For the remainder of May, you can read Wong’s The Landless in full on Wasafiri. It’s a powerful lens on the interplay between climate stress, debt burdens and social stratification.
From Monevator
- Safe withdrawal rates: How to spot if your portfolio is headed for trouble—Monevator [Members]
- Home ownership and mortgages: Impact on your overall asset allocation—Monevator
- Why you shouldn’t track every return: Lessons from the archive-ator—Monevator
News Highlights
- BoE policy update: The Bank of England cut the base rate by 25bps to 4.25%, with a surprising 5–4 split vote. Yields on gilts rose 15bps intraday as markets digested the signal—Reuters.
- Mortgage regulation: The FCA has launched a consultation to simplify loan-to-value bands, streamline APRC calculations and require digital affordability assessments—FCA.
- Household bills: Ofwat projects average English water bills could exceed £2,000 by 2050, driven by infrastructure upgrades and climate resilience investments—The Guardian.
- Tech M&A: DoorDash agreed to acquire Deliveroo for $3.9 billion in an all-cash deal, consolidating food-delivery platforms in Europe—Semafor.
- Bankruptcy filing: WeightWatchers (WW) filed for Chapter 11 in the US as subscription attrition accelerates and GLP-1 drug therapies reshape the weight-loss market—T.I.M.
Products and Services
- 6.5% Regular Saver: Virgin Money’s latest fixed-term cash savings product—Be Clever With Your Cash.
- Delayed-Start Mortgage: A unique UK product allowing borrowers to lock in rates now and begin repayments later—The Guardian.
- Lifetime ISA Myths Debunked: Six misconceptions about tax-efficient saving—Which?
Comment and Opinion
- The value of a second opinion—Oblivious Investor
- How much exposure to US stocks is too much? [Paywall]—FT
- Borrowing from your future can cost you everything—Of Dollars and Data
Additional Analysis: Multi–Generational Mortgages & Debt Structures
Multi-decade mortgages (30–60 years) shift amortisation schedules outside traditional working lifespans. Lenders often use graduated payment profiles, starting with interest-only phases (0.5–1% of principal) before principal amortisation. In jurisdictions like France and Australia, such long-tenor loans carry embedded rate floors and caps to mitigate negative amortisation risk. According to a 2024 report by the Mortgage Bankers Association, loans over 40 years now represent 12% of new originations, up from 4% in 2019.

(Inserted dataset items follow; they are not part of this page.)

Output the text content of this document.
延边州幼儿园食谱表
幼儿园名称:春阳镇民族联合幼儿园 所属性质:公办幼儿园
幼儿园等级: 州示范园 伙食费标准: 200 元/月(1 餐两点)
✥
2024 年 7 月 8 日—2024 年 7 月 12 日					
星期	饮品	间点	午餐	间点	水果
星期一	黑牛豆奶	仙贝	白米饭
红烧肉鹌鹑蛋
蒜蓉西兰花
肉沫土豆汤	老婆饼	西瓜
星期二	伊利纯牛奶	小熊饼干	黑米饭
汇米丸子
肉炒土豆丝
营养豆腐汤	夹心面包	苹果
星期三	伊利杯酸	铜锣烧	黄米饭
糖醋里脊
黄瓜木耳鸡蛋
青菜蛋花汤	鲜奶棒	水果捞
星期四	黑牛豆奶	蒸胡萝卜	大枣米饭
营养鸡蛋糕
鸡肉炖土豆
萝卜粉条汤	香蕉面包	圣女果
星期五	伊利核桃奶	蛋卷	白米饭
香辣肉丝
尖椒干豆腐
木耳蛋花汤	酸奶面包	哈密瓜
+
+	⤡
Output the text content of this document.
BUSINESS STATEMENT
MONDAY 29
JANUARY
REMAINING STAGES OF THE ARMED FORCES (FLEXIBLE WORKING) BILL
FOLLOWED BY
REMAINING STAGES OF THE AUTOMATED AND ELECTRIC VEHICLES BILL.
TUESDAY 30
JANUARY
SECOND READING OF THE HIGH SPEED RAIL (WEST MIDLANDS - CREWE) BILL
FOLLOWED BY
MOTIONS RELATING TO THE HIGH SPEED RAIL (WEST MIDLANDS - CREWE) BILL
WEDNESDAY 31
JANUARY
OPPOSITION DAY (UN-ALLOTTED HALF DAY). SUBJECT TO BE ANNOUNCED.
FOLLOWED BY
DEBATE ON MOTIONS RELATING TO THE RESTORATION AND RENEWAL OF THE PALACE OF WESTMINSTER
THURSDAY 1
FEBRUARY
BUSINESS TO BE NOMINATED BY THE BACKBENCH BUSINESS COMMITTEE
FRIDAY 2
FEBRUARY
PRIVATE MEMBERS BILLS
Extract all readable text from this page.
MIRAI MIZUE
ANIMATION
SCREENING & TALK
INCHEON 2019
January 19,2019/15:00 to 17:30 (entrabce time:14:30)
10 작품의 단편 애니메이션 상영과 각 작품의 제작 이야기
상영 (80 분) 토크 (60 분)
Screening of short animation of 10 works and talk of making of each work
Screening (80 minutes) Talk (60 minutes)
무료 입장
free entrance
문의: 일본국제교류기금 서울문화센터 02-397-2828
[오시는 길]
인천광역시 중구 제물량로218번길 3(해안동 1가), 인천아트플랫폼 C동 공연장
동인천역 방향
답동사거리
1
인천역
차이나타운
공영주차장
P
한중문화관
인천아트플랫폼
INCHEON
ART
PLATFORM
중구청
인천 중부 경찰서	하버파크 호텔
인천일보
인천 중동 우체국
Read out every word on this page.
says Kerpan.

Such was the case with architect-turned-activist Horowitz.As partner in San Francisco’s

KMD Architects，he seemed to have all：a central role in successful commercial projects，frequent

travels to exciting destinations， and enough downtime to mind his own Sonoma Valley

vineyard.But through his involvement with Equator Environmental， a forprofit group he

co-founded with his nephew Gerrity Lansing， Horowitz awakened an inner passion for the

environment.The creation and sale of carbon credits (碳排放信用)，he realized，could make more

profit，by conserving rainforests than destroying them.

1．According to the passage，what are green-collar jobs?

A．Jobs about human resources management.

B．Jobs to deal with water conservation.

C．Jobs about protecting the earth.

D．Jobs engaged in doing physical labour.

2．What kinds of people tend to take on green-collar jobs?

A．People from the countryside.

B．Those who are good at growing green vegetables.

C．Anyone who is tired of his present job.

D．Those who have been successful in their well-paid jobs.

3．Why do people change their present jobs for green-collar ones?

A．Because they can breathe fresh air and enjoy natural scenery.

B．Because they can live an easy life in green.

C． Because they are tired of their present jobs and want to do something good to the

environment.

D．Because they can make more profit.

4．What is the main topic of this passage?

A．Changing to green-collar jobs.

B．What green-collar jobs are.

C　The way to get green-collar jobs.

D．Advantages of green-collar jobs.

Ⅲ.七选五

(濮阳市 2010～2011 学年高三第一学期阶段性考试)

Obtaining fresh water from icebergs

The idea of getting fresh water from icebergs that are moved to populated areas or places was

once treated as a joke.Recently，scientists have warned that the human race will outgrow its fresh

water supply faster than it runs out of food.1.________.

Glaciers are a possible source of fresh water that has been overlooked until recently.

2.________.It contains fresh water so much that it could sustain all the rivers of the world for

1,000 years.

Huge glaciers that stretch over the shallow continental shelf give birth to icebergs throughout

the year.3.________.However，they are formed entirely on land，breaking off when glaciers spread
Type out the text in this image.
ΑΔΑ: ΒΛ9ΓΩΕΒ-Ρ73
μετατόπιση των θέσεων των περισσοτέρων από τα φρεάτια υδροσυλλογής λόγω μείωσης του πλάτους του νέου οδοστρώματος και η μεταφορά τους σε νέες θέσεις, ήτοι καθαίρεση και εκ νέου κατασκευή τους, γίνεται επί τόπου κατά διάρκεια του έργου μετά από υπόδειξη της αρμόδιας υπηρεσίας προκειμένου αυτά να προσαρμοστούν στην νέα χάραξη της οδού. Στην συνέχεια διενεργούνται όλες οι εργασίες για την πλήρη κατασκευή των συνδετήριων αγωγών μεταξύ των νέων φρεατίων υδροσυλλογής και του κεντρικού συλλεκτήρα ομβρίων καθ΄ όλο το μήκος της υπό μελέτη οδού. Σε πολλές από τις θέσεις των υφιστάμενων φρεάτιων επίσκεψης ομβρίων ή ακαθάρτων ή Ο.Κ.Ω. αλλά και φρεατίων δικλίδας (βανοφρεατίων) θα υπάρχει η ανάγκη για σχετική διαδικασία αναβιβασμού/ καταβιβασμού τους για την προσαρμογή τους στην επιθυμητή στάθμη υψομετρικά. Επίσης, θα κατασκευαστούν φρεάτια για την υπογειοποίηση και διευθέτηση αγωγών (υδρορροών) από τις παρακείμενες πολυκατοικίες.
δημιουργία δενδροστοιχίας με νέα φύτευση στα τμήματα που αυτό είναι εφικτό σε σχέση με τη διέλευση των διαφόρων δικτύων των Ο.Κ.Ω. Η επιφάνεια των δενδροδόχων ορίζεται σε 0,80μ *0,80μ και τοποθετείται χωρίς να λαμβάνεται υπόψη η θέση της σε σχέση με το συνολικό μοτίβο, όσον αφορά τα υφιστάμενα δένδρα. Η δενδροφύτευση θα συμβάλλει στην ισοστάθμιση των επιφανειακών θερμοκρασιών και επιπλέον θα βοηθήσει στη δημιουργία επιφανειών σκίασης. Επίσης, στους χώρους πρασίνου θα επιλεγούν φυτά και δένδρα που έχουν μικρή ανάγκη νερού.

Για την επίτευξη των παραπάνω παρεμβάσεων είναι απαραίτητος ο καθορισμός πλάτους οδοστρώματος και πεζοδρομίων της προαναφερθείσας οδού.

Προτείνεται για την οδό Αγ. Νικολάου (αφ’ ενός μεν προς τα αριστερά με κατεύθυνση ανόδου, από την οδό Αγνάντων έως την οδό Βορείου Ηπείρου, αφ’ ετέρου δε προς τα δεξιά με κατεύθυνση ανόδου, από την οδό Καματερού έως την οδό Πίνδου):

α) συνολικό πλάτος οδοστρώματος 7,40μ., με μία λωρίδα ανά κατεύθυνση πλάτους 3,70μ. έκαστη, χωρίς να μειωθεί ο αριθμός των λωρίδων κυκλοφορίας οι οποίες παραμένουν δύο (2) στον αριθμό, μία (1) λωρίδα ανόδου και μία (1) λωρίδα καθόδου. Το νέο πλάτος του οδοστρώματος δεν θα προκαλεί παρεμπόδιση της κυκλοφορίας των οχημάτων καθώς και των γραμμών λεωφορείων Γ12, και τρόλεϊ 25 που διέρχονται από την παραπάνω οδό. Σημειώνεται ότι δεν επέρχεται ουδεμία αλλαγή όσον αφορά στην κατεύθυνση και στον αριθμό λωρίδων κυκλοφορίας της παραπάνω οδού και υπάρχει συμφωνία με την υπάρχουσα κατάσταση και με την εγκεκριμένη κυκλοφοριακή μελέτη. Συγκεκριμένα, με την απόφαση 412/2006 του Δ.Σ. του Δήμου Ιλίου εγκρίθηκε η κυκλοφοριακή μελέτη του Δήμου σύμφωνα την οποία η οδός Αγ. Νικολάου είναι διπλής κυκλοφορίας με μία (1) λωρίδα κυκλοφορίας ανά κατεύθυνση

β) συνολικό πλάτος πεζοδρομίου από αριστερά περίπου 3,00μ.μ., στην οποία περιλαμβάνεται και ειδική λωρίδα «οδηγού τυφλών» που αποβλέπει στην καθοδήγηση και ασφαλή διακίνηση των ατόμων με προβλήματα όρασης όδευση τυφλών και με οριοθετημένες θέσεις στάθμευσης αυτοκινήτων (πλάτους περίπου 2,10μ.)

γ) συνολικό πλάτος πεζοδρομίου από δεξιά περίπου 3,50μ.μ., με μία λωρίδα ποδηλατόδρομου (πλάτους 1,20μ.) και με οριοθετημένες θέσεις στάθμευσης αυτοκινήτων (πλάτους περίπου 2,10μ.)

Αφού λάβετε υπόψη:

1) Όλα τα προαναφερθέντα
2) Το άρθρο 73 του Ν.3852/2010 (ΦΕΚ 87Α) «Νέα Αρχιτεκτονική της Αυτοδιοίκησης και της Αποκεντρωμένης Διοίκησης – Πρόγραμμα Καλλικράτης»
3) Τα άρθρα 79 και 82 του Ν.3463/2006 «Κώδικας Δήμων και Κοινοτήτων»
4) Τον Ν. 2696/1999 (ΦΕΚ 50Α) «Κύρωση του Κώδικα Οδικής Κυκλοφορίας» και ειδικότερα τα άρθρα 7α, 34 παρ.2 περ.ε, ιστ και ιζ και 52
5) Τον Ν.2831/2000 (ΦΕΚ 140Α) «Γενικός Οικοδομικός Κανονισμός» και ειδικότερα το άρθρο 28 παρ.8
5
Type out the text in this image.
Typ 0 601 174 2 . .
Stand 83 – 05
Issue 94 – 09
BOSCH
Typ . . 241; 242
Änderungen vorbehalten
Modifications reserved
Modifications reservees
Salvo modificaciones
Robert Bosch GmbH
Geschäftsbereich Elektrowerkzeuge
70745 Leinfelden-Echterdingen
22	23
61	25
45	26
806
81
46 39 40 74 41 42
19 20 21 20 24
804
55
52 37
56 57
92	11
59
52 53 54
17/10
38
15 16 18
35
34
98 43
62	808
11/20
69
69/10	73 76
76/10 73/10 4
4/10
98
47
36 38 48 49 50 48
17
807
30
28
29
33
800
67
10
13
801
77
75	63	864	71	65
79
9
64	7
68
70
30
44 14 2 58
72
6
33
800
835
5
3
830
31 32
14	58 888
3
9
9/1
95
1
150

Additional Analysis: Climate & Geopolitical Drivers of Landlessness
Global land displacement is projected to double by 2035 under RCP8.5 scenarios. The UN’s Habitat III conference highlighted that 140 million people could be internally displaced by 2050 due to extreme heat, desertification and storm surges. Coupled with discriminatory land tenure laws, this creates a new class of “environmental landless”—households stripped of traditional agriculture rights.
Additional Analysis: Portfolio Implications in an Inflationary Environment
With real yields on 10-year treasuries near zero, shifting allocations from nominal bonds to Treasury Inflation-Protected Securities (TIPS) or floating-rate notes (FRNs) can preserve purchasing power. A rule of thumb: for every 1% rise in inflation expectations, reallocate 5–10% of fixed income to inflation-linked securities. Expert Jeremy Siegel notes that during the 1970s stagflation, TIPS outperformed by an annualised 4% over standard Treasuries.
“There is a buyer for every seller and what hurts one necessarily helps the other.”